Part of the problem comes down to the nature of the movement, and part of it comes down to the lack of willingness among Republican political leaders like Trump and hangers-on like House Minority Leader Rep. Kevin McCarthy (R-CA) to admit that they lied about the election result.
Separately, conspiracy theories like QAnon which overlap with the budding pro-Trump extremist movement could only serve to inculcate people from reality.
“Sending a fact check isn’t going to do anything because this is an identity for them, you’re not just battling a belief, you’re battling entire worldviews,” said Joseph Uscinski, a political scientist at the University of Miami who studies conspiracy theories.
That makes it very difficult to identify people who have credibility in the far-right and who recognize the need to talk people back into reality.
“It’s a catch-22 where it’s someone who has to be so trusted by Trump supporters but also against Trump in a way,” Greer, the former DHS countering violent extremism official, said. “That’s a very difficult line to walk.”
Jonathan Schroden, director of CNA’s Center for Stability and Development and a former adviser to the military on insurgencies, told TPM that Trump himself would likely present a problem over the coming months.
“I don’t think he is going to go quietly into the night,” Schroden said. “I think he’s going to continue to try and grab the spotlight and foment whatever kind of adulation he can and with that there are likely to come increases in fomented violent instability.”
Schroden also saw the situation through the prism of a latent civil war in the Republican Party between establishment figures who no longer have use for Trump and those committed to the former President.
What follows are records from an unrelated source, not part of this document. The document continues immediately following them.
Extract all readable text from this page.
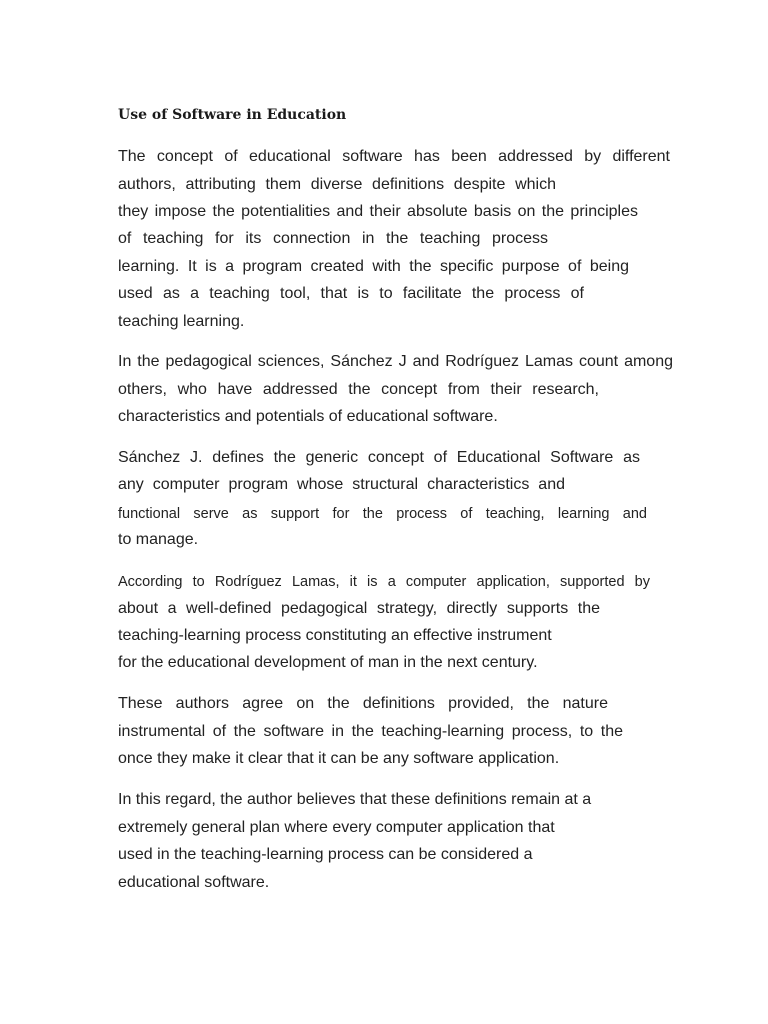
Use of Software in Education
The concept of educational software has been addressed by different
authors, attributing them diverse definitions despite which
they impose the potentialities and their absolute basis on the principles
of teaching for its connection in the teaching process
learning. It is a program created with the specific purpose of being
used as a teaching tool, that is to facilitate the process of
teaching learning.
In the pedagogical sciences, Sánchez J and Rodríguez Lamas count among
others, who have addressed the concept from their research,
characteristics and potentials of educational software.
Sánchez J. defines the generic concept of Educational Software as
any computer program whose structural characteristics and
functional serve as support for the process of teaching, learning and
to manage.
According to Rodríguez Lamas, it is a computer application, supported by
about a well-defined pedagogical strategy, directly supports the
teaching-learning process constituting an effective instrument
for the educational development of man in the next century.
These authors agree on the definitions provided, the nature
instrumental of the software in the teaching-learning process, to the
once they make it clear that it can be any software application.
In this regard, the author believes that these definitions remain at a
extremely general plan where every computer application that
used in the teaching-learning process can be considered a
educational software.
The crowd on Jan. 6, egged on by Trump and his enablers in Congress, wanted Mike Pence’s blood, after all.
“If you start to see mainstream Republican leaders drifting away from him in the months to come as he no longer has much to offer them, theres a chance that they can steer the party back away from him,” Schroden said.
But to Clarke, the threat was too pervasive for any one strategy to work.
“Where are the MAGA zealots? They’re my neighbors, they’re your neighbors. It’s not like they live in one area,” Clarke said. “There’s this stereotype that these people are all rubes and rednecks; these are people from all socioeconomic backgrounds that drank the kool aid: they believe the election was stolen.”